The next level of the game:
The next level of the game was reached when the toilet paper reserve currency literally went virtual – through the simple operation of a click of the mouse in the computers of the global banks.

The leaders of China, Japan and the oil producing countries of the Middle East are all cursing and pissing about the current situation, but they don’t have the courage of their convictions to spell it out to their countrymen that they have been conned by the financial spin masters from the Fed acting on the instructions from Goldman Sachs.

Tell me which leader would dare admit that they have exchanged the nation’s wealth for toilet papers?

What kept the ability of the US to maintain its military might and outspend the Soviet Union was the right to print toilet paper currency and the acceptance of the US dollar by her allies as the world’s reserve currency.

When losses are in the US$ trillions and whatever assets / capital remaining are in the US$ billions, we have a huge problem – a financial black-hole.

The preferred remedy by the financial masterminds at Goldman Sachs was to create another hoax – that if the big global banks were to fail triggering a systemic collapse, there would be Armageddon. These “too big to fail” banks must be injected with massive amount of virtual monies to recapitalize and get rid of the toxic assets on their balance sheet. The major central banks in the developed countries in cahoots with Goldman Sachs sang the same tune. All sorts of schemes were conjured to legitimize this bailout.

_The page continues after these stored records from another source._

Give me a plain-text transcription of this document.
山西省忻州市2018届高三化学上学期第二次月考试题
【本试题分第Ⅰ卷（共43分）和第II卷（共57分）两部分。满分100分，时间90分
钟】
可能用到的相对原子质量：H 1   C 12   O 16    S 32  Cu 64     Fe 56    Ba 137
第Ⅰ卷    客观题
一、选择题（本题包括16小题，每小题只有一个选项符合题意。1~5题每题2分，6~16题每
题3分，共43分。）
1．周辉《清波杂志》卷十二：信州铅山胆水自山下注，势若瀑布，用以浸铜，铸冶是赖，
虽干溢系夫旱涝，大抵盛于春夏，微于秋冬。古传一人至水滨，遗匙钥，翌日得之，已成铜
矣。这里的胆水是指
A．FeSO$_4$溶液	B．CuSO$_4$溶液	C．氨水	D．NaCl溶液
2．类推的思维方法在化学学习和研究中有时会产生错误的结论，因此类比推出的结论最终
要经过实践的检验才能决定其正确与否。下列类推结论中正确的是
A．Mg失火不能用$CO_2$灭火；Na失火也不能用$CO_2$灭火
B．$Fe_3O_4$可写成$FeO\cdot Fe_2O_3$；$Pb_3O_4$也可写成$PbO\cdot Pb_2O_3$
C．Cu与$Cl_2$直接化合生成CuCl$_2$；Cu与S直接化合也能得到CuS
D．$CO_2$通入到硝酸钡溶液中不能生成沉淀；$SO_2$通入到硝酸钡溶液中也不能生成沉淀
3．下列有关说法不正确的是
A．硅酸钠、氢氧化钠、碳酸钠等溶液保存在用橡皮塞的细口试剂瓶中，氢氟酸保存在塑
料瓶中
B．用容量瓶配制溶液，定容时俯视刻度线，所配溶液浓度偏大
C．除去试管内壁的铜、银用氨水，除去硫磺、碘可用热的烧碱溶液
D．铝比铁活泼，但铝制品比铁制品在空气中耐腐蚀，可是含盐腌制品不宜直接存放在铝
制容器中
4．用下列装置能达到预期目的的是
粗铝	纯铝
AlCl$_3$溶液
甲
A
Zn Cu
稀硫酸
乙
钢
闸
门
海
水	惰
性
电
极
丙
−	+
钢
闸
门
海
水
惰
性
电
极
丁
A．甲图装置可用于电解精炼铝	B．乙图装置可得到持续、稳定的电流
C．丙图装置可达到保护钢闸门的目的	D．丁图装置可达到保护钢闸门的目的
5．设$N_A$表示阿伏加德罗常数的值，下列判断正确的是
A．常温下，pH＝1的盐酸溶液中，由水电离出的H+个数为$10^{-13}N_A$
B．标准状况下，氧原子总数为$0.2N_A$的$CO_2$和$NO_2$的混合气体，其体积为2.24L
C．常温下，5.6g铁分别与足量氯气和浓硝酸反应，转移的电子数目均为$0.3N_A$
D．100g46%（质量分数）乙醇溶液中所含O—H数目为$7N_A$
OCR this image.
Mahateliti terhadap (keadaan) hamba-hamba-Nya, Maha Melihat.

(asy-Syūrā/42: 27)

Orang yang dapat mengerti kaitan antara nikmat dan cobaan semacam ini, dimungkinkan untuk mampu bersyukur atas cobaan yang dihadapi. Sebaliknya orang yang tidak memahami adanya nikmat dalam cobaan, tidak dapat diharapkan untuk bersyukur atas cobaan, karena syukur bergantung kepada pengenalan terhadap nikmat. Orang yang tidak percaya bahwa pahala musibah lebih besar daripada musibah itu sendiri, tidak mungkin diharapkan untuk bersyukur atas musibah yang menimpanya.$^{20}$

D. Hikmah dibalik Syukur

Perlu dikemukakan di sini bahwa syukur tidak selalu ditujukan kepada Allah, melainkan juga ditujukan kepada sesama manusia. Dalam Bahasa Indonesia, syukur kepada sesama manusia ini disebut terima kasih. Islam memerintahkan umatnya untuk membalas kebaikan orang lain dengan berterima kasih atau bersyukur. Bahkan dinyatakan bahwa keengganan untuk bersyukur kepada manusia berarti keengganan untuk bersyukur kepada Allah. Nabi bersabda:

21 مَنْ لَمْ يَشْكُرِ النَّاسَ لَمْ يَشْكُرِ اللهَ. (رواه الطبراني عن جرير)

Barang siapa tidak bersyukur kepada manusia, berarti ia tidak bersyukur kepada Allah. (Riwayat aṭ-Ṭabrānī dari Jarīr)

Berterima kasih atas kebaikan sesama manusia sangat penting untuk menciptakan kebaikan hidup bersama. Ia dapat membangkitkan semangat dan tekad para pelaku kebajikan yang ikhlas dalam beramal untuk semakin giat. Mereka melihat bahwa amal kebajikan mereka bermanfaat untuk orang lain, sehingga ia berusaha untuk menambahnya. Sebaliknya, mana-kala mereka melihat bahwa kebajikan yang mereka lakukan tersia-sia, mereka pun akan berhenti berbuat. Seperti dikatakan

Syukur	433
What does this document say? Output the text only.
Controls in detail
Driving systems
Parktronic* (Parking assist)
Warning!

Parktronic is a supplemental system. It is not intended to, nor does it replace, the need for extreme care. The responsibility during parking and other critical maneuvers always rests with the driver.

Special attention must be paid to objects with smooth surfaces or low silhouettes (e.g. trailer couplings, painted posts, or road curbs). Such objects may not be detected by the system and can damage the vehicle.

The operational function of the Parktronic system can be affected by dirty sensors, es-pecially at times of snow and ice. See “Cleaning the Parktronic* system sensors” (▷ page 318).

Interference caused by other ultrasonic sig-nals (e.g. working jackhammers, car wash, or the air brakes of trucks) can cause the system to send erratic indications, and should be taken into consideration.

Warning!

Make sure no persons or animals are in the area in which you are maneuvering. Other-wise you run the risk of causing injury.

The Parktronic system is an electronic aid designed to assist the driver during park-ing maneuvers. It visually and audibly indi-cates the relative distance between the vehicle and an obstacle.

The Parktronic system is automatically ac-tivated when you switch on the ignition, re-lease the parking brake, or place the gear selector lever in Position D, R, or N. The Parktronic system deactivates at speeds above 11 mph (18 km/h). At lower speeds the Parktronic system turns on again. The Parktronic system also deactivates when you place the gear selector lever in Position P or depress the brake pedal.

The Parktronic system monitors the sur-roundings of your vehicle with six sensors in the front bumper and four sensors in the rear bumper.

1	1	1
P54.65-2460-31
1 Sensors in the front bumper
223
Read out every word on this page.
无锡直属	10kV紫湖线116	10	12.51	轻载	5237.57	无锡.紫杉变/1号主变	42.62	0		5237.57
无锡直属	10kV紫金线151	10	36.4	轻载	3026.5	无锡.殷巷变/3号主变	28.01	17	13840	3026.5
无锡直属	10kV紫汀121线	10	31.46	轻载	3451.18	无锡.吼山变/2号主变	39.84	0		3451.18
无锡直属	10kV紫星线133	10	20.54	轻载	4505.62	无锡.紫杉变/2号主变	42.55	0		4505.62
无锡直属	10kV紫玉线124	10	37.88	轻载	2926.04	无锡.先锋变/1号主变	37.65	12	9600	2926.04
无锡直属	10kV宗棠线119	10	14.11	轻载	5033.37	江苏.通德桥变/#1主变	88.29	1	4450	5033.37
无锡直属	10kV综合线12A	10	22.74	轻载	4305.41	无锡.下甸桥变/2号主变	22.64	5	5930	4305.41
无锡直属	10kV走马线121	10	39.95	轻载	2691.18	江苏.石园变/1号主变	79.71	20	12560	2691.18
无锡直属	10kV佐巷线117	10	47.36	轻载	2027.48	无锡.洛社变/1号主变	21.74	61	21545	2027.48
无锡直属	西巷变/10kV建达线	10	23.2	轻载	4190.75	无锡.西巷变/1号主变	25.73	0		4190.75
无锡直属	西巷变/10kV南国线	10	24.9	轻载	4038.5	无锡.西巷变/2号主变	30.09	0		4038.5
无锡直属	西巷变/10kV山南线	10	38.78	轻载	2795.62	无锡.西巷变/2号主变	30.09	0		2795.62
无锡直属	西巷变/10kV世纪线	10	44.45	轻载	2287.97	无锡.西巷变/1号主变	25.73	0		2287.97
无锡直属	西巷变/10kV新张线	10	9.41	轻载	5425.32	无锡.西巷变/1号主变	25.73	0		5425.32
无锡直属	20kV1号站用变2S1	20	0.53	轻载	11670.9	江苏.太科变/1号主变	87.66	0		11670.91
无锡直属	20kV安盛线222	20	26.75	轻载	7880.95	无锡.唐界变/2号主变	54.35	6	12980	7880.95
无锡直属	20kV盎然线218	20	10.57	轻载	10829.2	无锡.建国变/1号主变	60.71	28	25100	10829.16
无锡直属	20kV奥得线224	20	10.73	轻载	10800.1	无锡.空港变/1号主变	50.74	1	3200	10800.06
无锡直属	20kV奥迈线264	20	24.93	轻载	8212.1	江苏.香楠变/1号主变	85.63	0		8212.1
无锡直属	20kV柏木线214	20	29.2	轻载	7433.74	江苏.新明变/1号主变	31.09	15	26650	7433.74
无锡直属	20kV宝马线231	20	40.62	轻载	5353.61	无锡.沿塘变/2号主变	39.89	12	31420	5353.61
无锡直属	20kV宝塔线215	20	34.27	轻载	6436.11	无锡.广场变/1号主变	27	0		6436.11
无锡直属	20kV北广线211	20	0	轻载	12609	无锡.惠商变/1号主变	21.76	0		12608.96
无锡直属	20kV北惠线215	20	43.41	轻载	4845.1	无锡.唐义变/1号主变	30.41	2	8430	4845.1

In essence, what transpired was the mere transfer of monies from the left pocket to the right pocket, with the twist that the banks were in fact helping the Government to overcome the financial crisis.

The Fed and key central banks agreed to lend “virtual monies” to the “too big to fail” global banks at zero or near zero interest rate and these banks in turn would “deposit” these monies with the Fed and other central banks at agreed interest rates. These transactions are all mere book entries. Other “loans” from the Fed and central banks (again at zero or near zero interest rates) are used to purchase government debts, these debts being the stimulus monies needed to revive the real economy and create jobs for the growing unemployed. So in essence, these banks are given “free money” to lend to the government at prior agreed interest rates with no risks at all. It is a hoax!

These “monies” are not even the dollar bills, but mere book entries created out of thin air.

So when the Fed injects US$ trillions into the banking system, it merely credits the amount in the accounts of the “too big to fail” banks at the Fed.

When the system is applied to international trade, the same modus operandi is used to pay for the goods imported from China, Japan etc.

Should a bankrupt country (the US) be allowed to use money created out of thin air to pay for goods produced with the sweat and tears of hardworking citizens of exporting countries? Adding insult to injury, the same dollars are now purchasing a lot less than before.

So what is the use of being paid in a currency that is losing rapidly its value?

If we go by what Bernanke has been preaching and practising, it means more toilet paper currency will be created to repay the debts.